A famous example of an entertainer turned politician is Arnold Schwarzenegger of the Terminator Trilogy fame. In 1990, President George H.W. Bush appointed him to the President’s Council on Physical Fitness and Sports, in which he served from 1990 to 1993. He was Chairman of the California Governor’s Council on Physical Fitness and Sports under Governor Pete Wilson and in 2003, he won the recall election against Governor Davis to become the Governor of California. Schwarzenegger was then re-elected in California’s 2006 gubernatorial election, to serve a full term as governor, defeating Democrat Phil Angelides, who was California State Treasurer at the time. However, his approval ratings hit an all-time low of 27% in 2009 and 22% when he left office in 2011, with a state budget deficit of $28 billion.
Another example of an actor turned politician is Ronald Reagan. Ronald Reagan initially chose a career in entertainment, appearing in more than 50 films. While in Hollywood, he served as president of the Screen Actor’s Guild. In 1964, he began his political career as a Democrat. He announced in late 1965 his campaign for Governor of California. Ronald Reagan accomplished in 1966 what US Senator William F. Knowland in 1958 and former Vice-President Richard M. Nixon in 1962 had tried: he was elected, defeating two-term governor Edmund G. “Pat” Brown, and was sworn in on January 2, 1967. Shortly after the beginning of his term, Reagan tested the presidential waters in 1968. He was re-elected Governor in 1970. Reagan became president in 1981 and served for two terms. His approval ratings in 1988, shortly before he left office, were at 63%.
So, can personal branding readily translate to political success? Here are a few considerations:
- The political system must be mature enough to give political neophytes a shot. The rules must be clear and celebrities must meet the requirements.
In 2001, Wyclef Jean, a Haitian rapper, musician and actor established “Yéle Haiti” a charitable organisation known legally as the Wyclef Jean Foundation and incorporated in Illinois. The foundation became active in the aftermath of 2004’s Hurricane Jeanne, when it provided scholarships to 3,600 children in Gonaïves, Haiti with funding from Comcel. On August 5, 2010, he announced his bid to run for President but on August 20, 2010, his bid for candidacy was rejected by Haiti’s Provisional Electoral Council. He was turned down because he did not meet the residency requirement of having lived in Haiti for five years before the November 28 election.
- Making the leap to politics takes a lot of planning no matter how strong a personal brand is.
Voters need to buy into the ideas and promises of celebrities. Volunteers must be organised and political apparatuses set up.
- Celebrities must have a clear and working knowledge of the issues and challenges faced by their would-be constituents.

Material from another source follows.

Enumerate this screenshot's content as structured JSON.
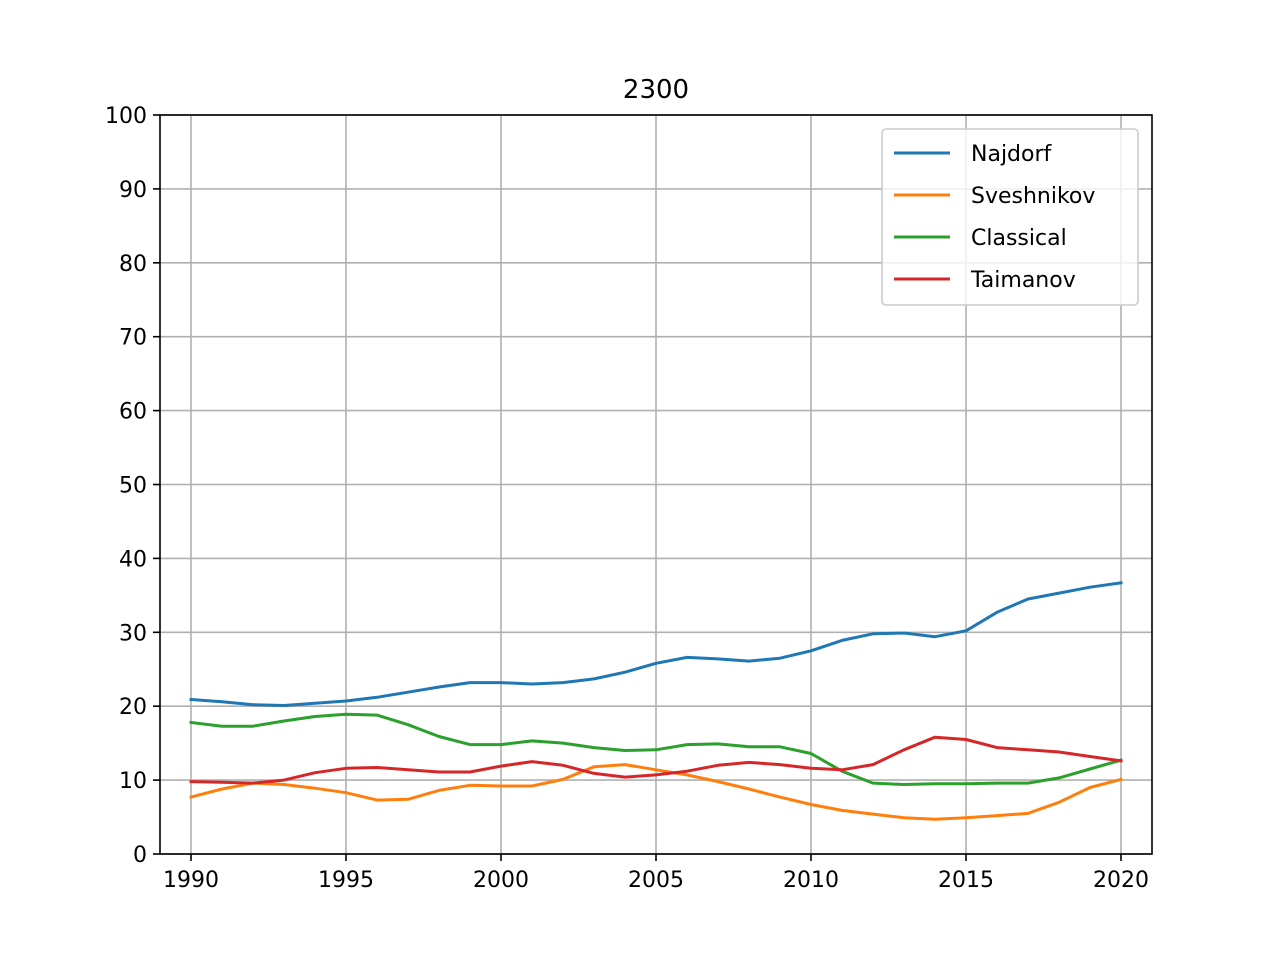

To succeed in politics, Nigerian celebrities will need to address all three of the foregoing considerations and add a big dose of tenacity to garner the political equity required to successfully run for or perform well in office.

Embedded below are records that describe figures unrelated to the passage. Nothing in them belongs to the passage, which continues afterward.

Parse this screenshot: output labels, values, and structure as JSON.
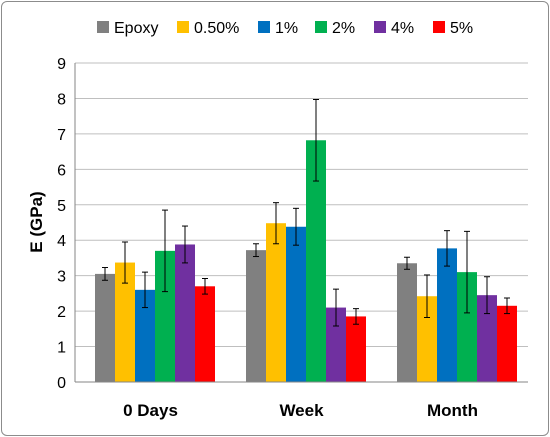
{
  "chart_data": {
    "type": "bar",
    "title": "",
    "xlabel": "",
    "ylabel": "E (GPa)",
    "ylim": [
      0,
      9
    ],
    "yticks": [
      0,
      1,
      2,
      3,
      4,
      5,
      6,
      7,
      8,
      9
    ],
    "grid": "horizontal",
    "legend_position": "top",
    "categories": [
      "0 Days",
      "Week",
      "Month"
    ],
    "series": [
      {
        "name": "Epoxy",
        "color": "#808080",
        "values": [
          3.05,
          3.72,
          3.35
        ],
        "errors": [
          0.18,
          0.18,
          0.17
        ]
      },
      {
        "name": "0.50%",
        "color": "#FFC000",
        "values": [
          3.37,
          4.48,
          2.42
        ],
        "errors": [
          0.58,
          0.58,
          0.6
        ]
      },
      {
        "name": "1%",
        "color": "#0070C0",
        "values": [
          2.6,
          4.38,
          3.77
        ],
        "errors": [
          0.5,
          0.52,
          0.5
        ]
      },
      {
        "name": "2%",
        "color": "#00B050",
        "values": [
          3.7,
          6.82,
          3.1
        ],
        "errors": [
          1.15,
          1.15,
          1.15
        ]
      },
      {
        "name": "4%",
        "color": "#7030A0",
        "values": [
          3.88,
          2.1,
          2.45
        ],
        "errors": [
          0.52,
          0.52,
          0.52
        ]
      },
      {
        "name": "5%",
        "color": "#FF0000",
        "values": [
          2.7,
          1.85,
          2.15
        ],
        "errors": [
          0.22,
          0.22,
          0.22
        ]
      }
    ]
  }
}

Sometimes, celebrities are called upon to play the role of technocrat and not politician like Richard Mofe Damijo (RMD), in the role of Commissioner for Culture and Tourism in Delta State or Weird MC, vigorous campaigner for Rauf Aregbesola, Governor of Osun State and a Special Assistant for Culture and Tourism.
In conclusion, a strong personal brand is potent political equity and is an incredible asset if parlayed alongside other political structures.